In their examination of the paranasal sinuses, Ariji et al29 and Ikeda et al30 reported that the volumes of the paranasal sinuses increased up to the age of 20 years, but then decreased. Similarly, Schatz et al31 observed that the ethmoid, maxillary and sphenoid sinuses exhibited an increase in volume for a period up to 15 years, afterwards maintaining similar values. In comparison with the volumes of the paranasal sinuses in our and some other investigators’ studies, interesting points were as follows:

For the SSV, Antoniades et al.7 reported that the sphenoid sinus started to develop very quickly after the age of 3 and spread back towards the sella turcica at around the age of 7 years, reaching adult form at around the age of 12.2 Amedee et al2 and Yonetsu et al24 reported a maximum average SSV of 7.5 cm3 and 8.2±0.5 cm3, respectively. Additionally, Yonetsu et al24 observed in the same study that thereafter, the volume decreased gradually, with the average volume in the seventh decade of life being 71% of the maximum level. In our study, SSV increased in both sexes up to 25 years (SSV=8.71±2.44 cm3) and decreased after the age of 25.

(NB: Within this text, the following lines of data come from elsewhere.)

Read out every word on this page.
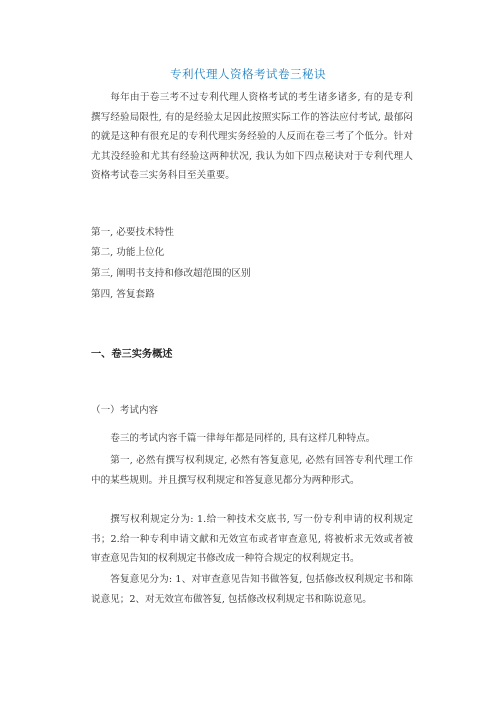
专利代理人资格考试卷三秘诀
每年由于卷三考不过专利代理人资格考试的考生诸多诸多, 有的是专利撰写经验局限性, 有的是经验太足因此按照实际工作的答法应付考试, 最郁闷的就是这种有很充足的专利代理实务经验的人反而在卷三考了个低分。针对尤其没经验和尤其有经验这两种状况, 我认为如下四点秘诀对于专利代理人资格考试卷三实务科目至关重要。
第一, 必要技术特性
第二, 功能上位化
第三, 阐明书支持和修改超范围的区别
第四, 答复套路
一、卷三实务概述
（一）考试内容
卷三的考试内容千篇一律每年都是同样的, 具有这样几种特点。
第一, 必然有撰写权利规定, 必然有答复意见, 必然有回答专利代理工作中的某些规则。并且撰写权利规定和答复意见都分为两种形式。
撰写权利规定分为: 1.给一种技术交底书, 写一份专利申请的权利规定书；2.给一种专利申请文献和无效宣布或者审查意见, 将被析求无效或者被审查意见告知的权利规定书修改成一种符合规定的权利规定书。
答复意见分为: 1、对审查意见告知书做答复, 包括修改权利规定书和陈说意见；2、对无效宣布做答复, 包括修改权利规定书和陈说意见。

For the MSV, Colhoun et al21 and Amedee et al2 reported a mean MSV of 20.05±9.2 cm3 and 14.75 cm3, respectively. In their study, Ariji et al29 observed no significant sex differences and reported a correlation in MSV between the two sides. Similarly, Nowak et al32 reported that the sinus maxillaries of the left side were greater than that of the right side in both male and female patients, and that the sinus maxillaries were greater in female patients than in male patients. Thomas and Raman17 determined that there was a significant relationship among MSV, FSV and MCV as well as a good correlation between FSV and MSV on the same side. Based on their observations, they suggested that paranasal sinuses and mastoid air cells might develop by different processes. In our study, men had a greater difference in MSV than women among the different age groups (Tables 1 and 2).

For the FSV, there is limited information in the literature. Amedee et al2 reported FSVs of 6–7 cm3. In our study, the mean FSV was 4.79±4.31cm3 and the mean values of the sexes were strikingly different (P=0.0001, Table 3).

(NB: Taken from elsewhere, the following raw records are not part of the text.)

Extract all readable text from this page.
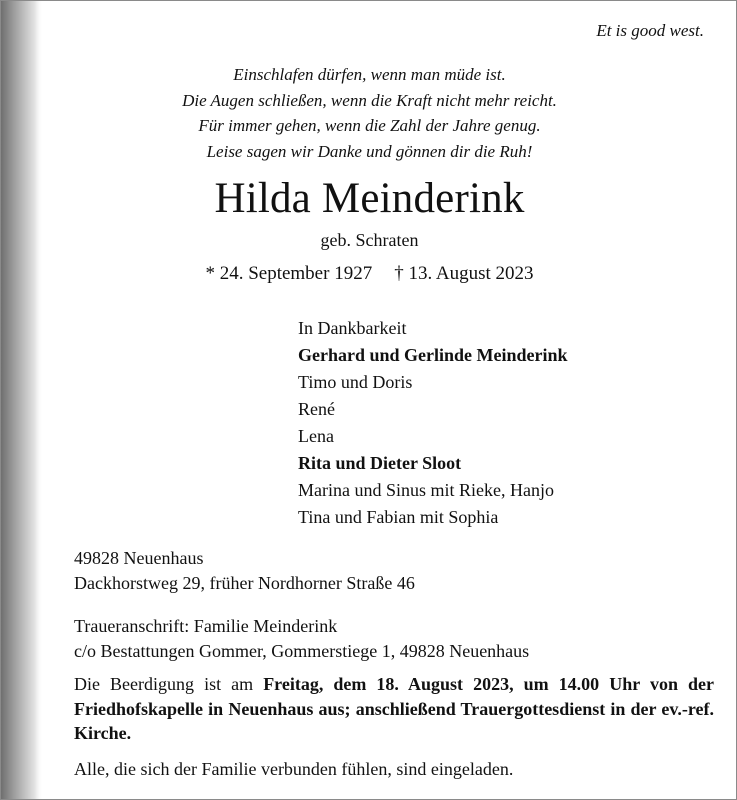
Et is good west.
Einschlafen dürfen, wenn man müde ist.
Die Augen schließen, wenn die Kraft nicht mehr reicht.
Für immer gehen, wenn die Zahl der Jahre genug.
Leise sagen wir Danke und gönnen dir die Ruh!
Hilda Meinderink
geb. Schraten
* 24. September 1927 † 13. August 2023
In Dankbarkeit
Gerhard und Gerlinde Meinderink
Timo und Doris
René
Lena
Rita und Dieter Sloot
Marina und Sinus mit Rieke, Hanjo
Tina und Fabian mit Sophia
49828 Neuenhaus
Dackhorstweg 29, früher Nordhorner Straße 46
Traueranschrift: Familie Meinderink
c/o Bestattungen Gommer, Gommerstiege 1, 49828 Neuenhaus
Die Beerdigung ist am Freitag, dem 18. August 2023, um 14.00 Uhr von der Friedhofskapelle in Neuenhaus aus; anschließend Trauergottesdienst in der ev.-ref. Kirche.
Alle, die sich der Familie verbunden fühlen, sind eingeladen.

In our study, there was a direct proportional relationship between age and the volume increase in both sexes as well as a difference in the average volumes between sexes (women’s lower than men’s). In a comparison of men and women, while the highest volume increase for paranasal sinuses (MSV, SSV and FSV) in men appeared in the 21 to 25 year age group, the highest volume for MCV occurred in the >25 year group. On the other hand, while the highest volume increase for MSV and FSV in women was observed in the 16 to 20 year age group, the highest volume was seen for MCV and SSV in the 21 to 25 year age group.

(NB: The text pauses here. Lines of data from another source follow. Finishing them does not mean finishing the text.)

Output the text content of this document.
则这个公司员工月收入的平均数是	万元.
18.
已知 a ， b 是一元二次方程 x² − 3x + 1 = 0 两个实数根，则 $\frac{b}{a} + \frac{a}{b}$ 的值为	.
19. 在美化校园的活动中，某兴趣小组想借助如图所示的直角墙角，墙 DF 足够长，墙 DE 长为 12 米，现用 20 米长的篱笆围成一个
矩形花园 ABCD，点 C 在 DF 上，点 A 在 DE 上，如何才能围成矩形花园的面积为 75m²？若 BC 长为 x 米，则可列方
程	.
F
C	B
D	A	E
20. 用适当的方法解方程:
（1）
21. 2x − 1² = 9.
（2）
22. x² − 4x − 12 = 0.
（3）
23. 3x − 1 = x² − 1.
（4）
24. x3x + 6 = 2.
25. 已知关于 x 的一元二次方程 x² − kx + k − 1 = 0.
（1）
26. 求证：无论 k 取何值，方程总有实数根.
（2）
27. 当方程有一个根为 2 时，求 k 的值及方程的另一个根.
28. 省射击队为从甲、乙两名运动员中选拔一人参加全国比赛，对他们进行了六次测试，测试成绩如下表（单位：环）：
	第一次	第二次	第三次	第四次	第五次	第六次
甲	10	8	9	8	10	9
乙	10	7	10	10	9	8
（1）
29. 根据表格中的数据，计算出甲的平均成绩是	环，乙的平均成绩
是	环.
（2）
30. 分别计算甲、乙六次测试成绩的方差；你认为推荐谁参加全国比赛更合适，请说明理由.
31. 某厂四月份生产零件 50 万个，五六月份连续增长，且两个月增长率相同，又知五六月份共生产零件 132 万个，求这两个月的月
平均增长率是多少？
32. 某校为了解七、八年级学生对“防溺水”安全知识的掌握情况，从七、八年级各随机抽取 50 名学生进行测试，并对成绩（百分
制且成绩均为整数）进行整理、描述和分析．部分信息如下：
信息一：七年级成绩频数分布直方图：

In conclusion, the volumes of the paranasal sinuses and mastoid air cells increase regularly with age in both sexes. The strongest correlation for these volume increases was observed in right-left MSV and in right-left MCV. In the light of these results, it would be useful to have more details for volumes of paranasal sinuses and mastoid air cells by CT scanning. The results will be helpful in understanding normal and pathological conditions of the paranasal sinuses and the mastoid air cells.